Tak lama kemudian kami sampai di
rumah Dundana yang besarnya seperti rumah para bangsawan yang indah.
“Wow… rumahmu keren dechh…” Kataku
kagum.
“Biasa aja, rumahku gak gede-gede
amat kok.” Katanya merendah.
Kami pun naik ke
kamarnya Dundana, didalam kamarnya, Dundana memberiku sebuah peta tentang cara
untuk kembali ke duniaku.
“Ini, peta ini akan menuntunmu
kembali ke duniamu, tapi caranya mudah kok, kamu cukup mencari permata yang
sesuai dengan gambarnya yang ada disitu, cukup itu saja, tidak rumit kok.”
Katanya sambil menerangkan apa saja yang harus aku lakukan.

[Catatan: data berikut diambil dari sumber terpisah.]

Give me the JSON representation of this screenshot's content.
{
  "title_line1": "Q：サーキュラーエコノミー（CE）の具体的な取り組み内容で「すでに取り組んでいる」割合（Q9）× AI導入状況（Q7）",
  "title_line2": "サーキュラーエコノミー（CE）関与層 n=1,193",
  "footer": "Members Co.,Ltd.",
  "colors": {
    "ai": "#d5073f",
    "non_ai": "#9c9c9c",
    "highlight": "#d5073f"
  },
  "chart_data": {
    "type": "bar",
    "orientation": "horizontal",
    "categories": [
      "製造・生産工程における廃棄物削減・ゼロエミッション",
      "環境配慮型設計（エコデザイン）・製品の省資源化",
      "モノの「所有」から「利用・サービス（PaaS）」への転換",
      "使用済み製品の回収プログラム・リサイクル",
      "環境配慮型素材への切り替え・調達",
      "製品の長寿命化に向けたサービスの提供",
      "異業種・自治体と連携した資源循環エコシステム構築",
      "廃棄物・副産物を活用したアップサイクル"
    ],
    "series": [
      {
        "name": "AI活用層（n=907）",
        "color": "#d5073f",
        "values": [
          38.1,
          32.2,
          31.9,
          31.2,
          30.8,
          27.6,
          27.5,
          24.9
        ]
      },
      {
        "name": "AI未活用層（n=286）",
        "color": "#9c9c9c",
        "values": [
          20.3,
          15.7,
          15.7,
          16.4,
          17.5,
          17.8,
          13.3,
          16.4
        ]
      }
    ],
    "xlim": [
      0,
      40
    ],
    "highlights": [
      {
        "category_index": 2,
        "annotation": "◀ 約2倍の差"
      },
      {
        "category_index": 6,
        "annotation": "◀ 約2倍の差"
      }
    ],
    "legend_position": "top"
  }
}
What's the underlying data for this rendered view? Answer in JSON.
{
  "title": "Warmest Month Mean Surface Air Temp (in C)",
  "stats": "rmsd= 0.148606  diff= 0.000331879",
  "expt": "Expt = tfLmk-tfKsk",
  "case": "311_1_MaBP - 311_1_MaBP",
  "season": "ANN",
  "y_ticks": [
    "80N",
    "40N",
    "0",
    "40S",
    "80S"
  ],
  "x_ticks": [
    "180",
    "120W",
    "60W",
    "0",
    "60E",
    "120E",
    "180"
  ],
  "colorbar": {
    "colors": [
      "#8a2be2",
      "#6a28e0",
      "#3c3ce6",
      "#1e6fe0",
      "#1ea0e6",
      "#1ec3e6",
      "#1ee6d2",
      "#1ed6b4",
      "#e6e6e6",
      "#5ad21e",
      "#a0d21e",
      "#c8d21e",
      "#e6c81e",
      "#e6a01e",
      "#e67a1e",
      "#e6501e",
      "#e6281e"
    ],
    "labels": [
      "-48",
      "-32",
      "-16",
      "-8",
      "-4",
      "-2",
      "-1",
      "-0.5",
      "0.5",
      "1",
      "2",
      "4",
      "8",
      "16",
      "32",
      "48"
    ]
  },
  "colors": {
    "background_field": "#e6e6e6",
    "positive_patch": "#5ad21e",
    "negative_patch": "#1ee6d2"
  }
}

“Makasih Dundana, kamu baik banget
dech… kamu mau kan nemenin aku di perjalanan, please ya…” Kataku sambil memohon
dengan puppies eyes.
“Baiklah aku
akan nemenin kamu” Katanya.
“Tetapi kita
harus bersiap-siap dulu.” Sambungnya.
Kami pun segera
menyiapkan perbekalan, pakaian, senjata dan kantong sutra untuk mewadahi permatanya. Sesudah kami
menyiapkan semuanya, kami segera berangkat dengan salah satu kapal milik
Dundana. Kami berangkat ditemani 15 orang awak kapal.
Baru sekitar 55
menit kami berlayar, di depan kapal muncul seekor paus biru yang sangat amat
besar. Aku dan Dundana saling menoleh, kami hanyaa menerka, kalau di dalam paus
tersebut terdapat permata no.1 yaitu permata blue water alias permata air biru.
“Dundana, apakah
paus itu memilikinya?” Tanyaku pada Dundana.
“Mungkin aja
Cal.” Jawab Dundana. “Biar aku saja yang membunuhnya” Kata Dundana sambil menghunus
pedang dan kemudian loncat ke pus tersebut dan menusuk punggungnya dalam-dalam
sampai mendapatkan permata tersebut.
Triiing….
Dundana heran, dia menusuk lagi triiing… Akhirnya, tanpa berfikir panjang
Dundana membunuh paus tersebut sampai menemukan permata yang pertama, yang
katanya dapat memberi kita air yang menyegarkan, menyehatkan dan berlimpah.
Setelah Dundana
membunuh paus tersebut, beberapa orang awak kapal mengangkat paus tersebut,
sesudah Dundana melompat dari punggung paus tersebut. Tak berapa lama kemudian,
2 orang awak kapal menghampiri kami, satunya memberi tahu bahwa makan malam
telah siap (kami berangkat sore), sedangkan satunya memberikan permata blue water yang masih berlumuran darah
karena belum dibersihkan. Sesudah mereka memberi tahu kami, mereka bergegas
kembali ke posisi semula, satu di dapur, satu di kemudi.